I have been generally quiet these past few months about Dad. Out of respect for him and his privacy.
But, let’s be honest: a mouth as loud as mine can only be still for just so long.
Today’s events are par for the course for so many of us. We try to preserve our parents’ dignity, by putting cash and credit cards in their pockets and remotely monitoring the financial doings, ready to step in at any sign of trouble. We also hire lovely, underpaid people to handle our parents so that we don’t have to give up our lives to care for them. One such lovely person left Dad alone for 10 minutes while she changed over the laundry. He didn’t leave the apartment (thank G-d) but when she came back, he was on the phone giving his credit card number to someone.
REALLY, Dad? Really, Heather? Heather, can you just take him with you to the laundry room? Dad, could you just speed dial your children instead of handing over personal information to anyone who calls?
Ok, Heather invokes the Blogger family data breach protocol, which means she calls the daughter least likely to curse, but also least likely to know what to do. And that sends the cell towers buzzing.
Ring, ring, ring, on my cell. “Hey, [SOB — sister of blogger]!” trying to sound cheery even though I know that a call during the day at the office cannot be good.
Ok. So, Heather calls my sister who calls me. I decide not to call my brother, BOB, because, while creating a national frenzy has some appeal (he lives pretty far away), I have the information to handle the data breach. And why give another person indigestion? [BOB, sorry you are reading this on my blog, but if I told you, in real time, you would have (rightfully) invoked Blogger family LOCKDOWN protocol, and that would have really sucked. Besides, I am redecorating the bunker.]
First credit card: only an endless loop of robotic voices. But I got it cancelled in less than 20 minutes.
I know what you are thinking, Blogger is a rock star. She is making this elder care seem like a walk in the park. And I am so feeling the need to put on my sunglasses on a cloudy day in New York.
Second credit card: Same company. This time a real person. Whoa. This will be a cake walk. I need darker shades because my light is so bright.
“I am sorry, but your information appears nowhere on this account.”
“I have power of attorney. I have had it for years.”
“I am sorry but we need your father on the line.”
After much back and forth about the information on the customer service computer screen and the facts of life, I conference in Dad.
It was the crazy ordeal you would expect. Heather got on the phone to make sure it was ok that Dad was talking on the phone about his credit card. [SOB, she redeemed herself.] Dad did what he needed to do and then hung up.
“Ok, we can cancel this card and issue a new card, but I will have to ask you a few questions.”
I am soooo ready for this. Sunglasses on. Check.
“What are the first three letters of your father’s mother’s maiden name?”

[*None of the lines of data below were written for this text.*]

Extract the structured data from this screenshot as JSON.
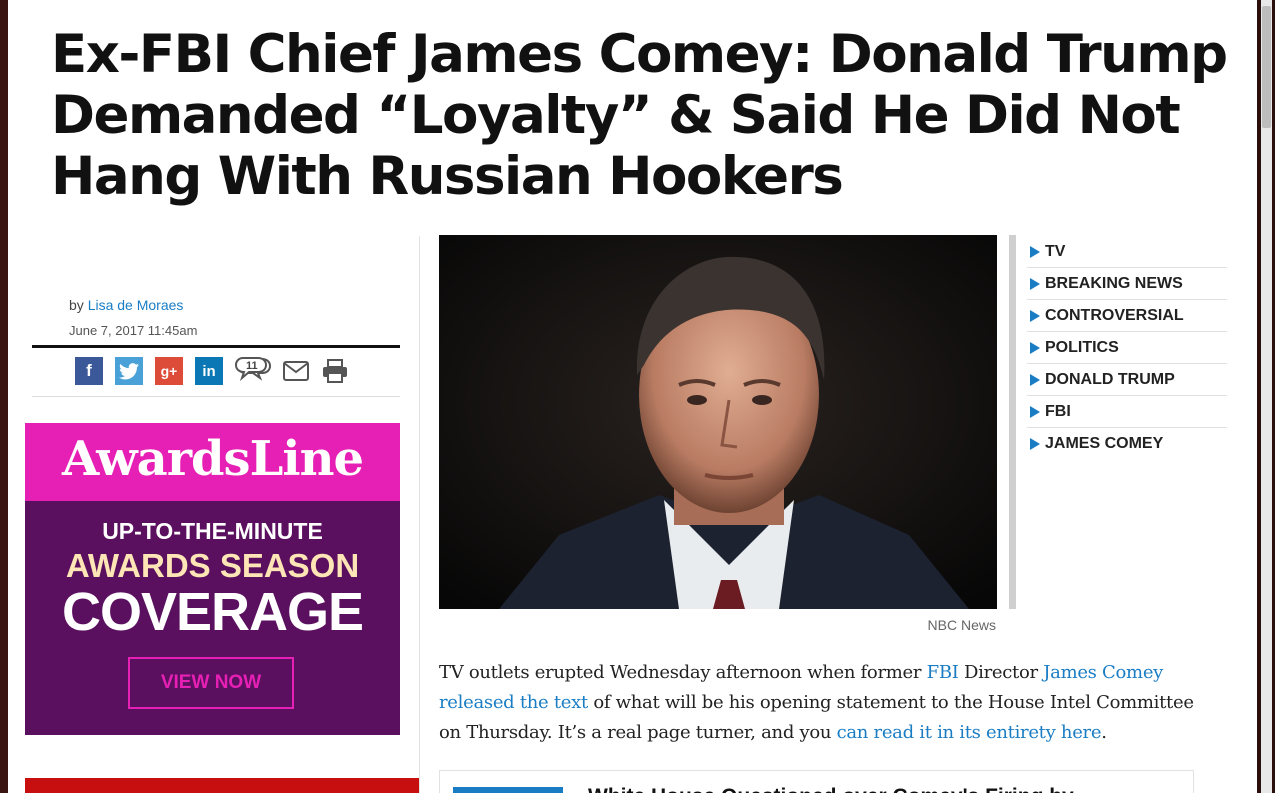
{
  "article": {
    "headline": "Ex-FBI Chief James Comey: Donald Trump Demanded “Loyalty” & Said He Did Not Hang With Russian Hookers",
    "byline_prefix": "by",
    "author": "Lisa de Moraes",
    "date": "June 7, 2017 11:45am",
    "image_caption": "NBC News"
  },
  "share": {
    "facebook_glyph": "f",
    "twitter_icon": "twitter-icon",
    "googleplus_glyph": "g+",
    "linkedin_glyph": "in",
    "comment_count": "11",
    "mail_icon": "mail-icon",
    "print_icon": "print-icon"
  },
  "tags": [
    "TV",
    "BREAKING NEWS",
    "CONTROVERSIAL",
    "POLITICS",
    "DONALD TRUMP",
    "FBI",
    "JAMES COMEY"
  ],
  "ad": {
    "logo": "AwardsLine",
    "line1": "UP-TO-THE-MINUTE",
    "line2": "AWARDS SEASON",
    "line3": "COVERAGE",
    "button": "VIEW NOW"
  },
  "body": {
    "p1_a": "TV outlets erupted Wednesday afternoon when former ",
    "link_fbi": "FBI",
    "p1_b": " Director ",
    "link_comey": "James Comey",
    "p1_c": " ",
    "link_released": "released the text",
    "p1_d": " of what will be his opening statement to the House Intel Committee on Thursday.  It’s a real page turner, and you ",
    "link_read": "can read it in its entirety here",
    "p1_e": "."
  },
  "related": {
    "title": "White House Questioned over Comey's Firing by ..."
  },
  "colors": {
    "link": "#1a7dc4",
    "ad_pink": "#e620b4",
    "ad_purple": "#5b0f5f",
    "tag_arrow": "#1a7dc4"
  }
}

Silence. It had to be right because I used it to cancel the card with robot customer service.
“That is not correct.”
What is this? F#$%ing JEOPARDY?
“Itzik or Itsik. It is my grandmother for Goodness sakes!! Itzik Itzik ITZIK
Itzikkkkkkkkkkkk. Or it could be spelled with an “s” I suppose,” said I meekly.
“And it worked for the efficient robotic customer service that canceled my other [Bank name] card in a snap.“
Yep, I threw it down. Hard. I can be (sort of) charming and then, presto, like a light switch, not so much.
What am I, an idiot? [DO NOT answer.]
“You will have to answer the following [trick] questions so we can verify that your father’s authorization was really to his daughter and you are in fact his daughter and he is in fact the card holder [and totally mess you up and enjoy doing so].”
“I am not charging anything. I am trying to cancel something. But, ok, ask.” I shouldn’t have added that verbal swagger at the end.
What am I, a schmuck? [DO NOT ANSWER.]
“I am sorry but you answered one or more questions WRONG. I will need to conference in a security adviser.”
Brief hold with bad music.
“M’am, I have another person whose job it is to make your day miserable. She will need to speak to your father again to authorize this next level of security.”
Are ya kidding me?
“It would be too confusing for him. Aren’t there super-secret decoder ring-type questions you can ask me?”
“No, m’am. We need to speak to your father.”
“No, you will not.” And hung up.
What am I, the stupidest person ever? [DO NOT ANSWER. ZIP IT. ZIP IT.]
It was too much. I could not say why I needed to cancel the card. I was trying to gloss over my dad’s infirmities. I was trying to protect him. And me.
So, what did I do? I threw my phone against the wall and cursed in frustration.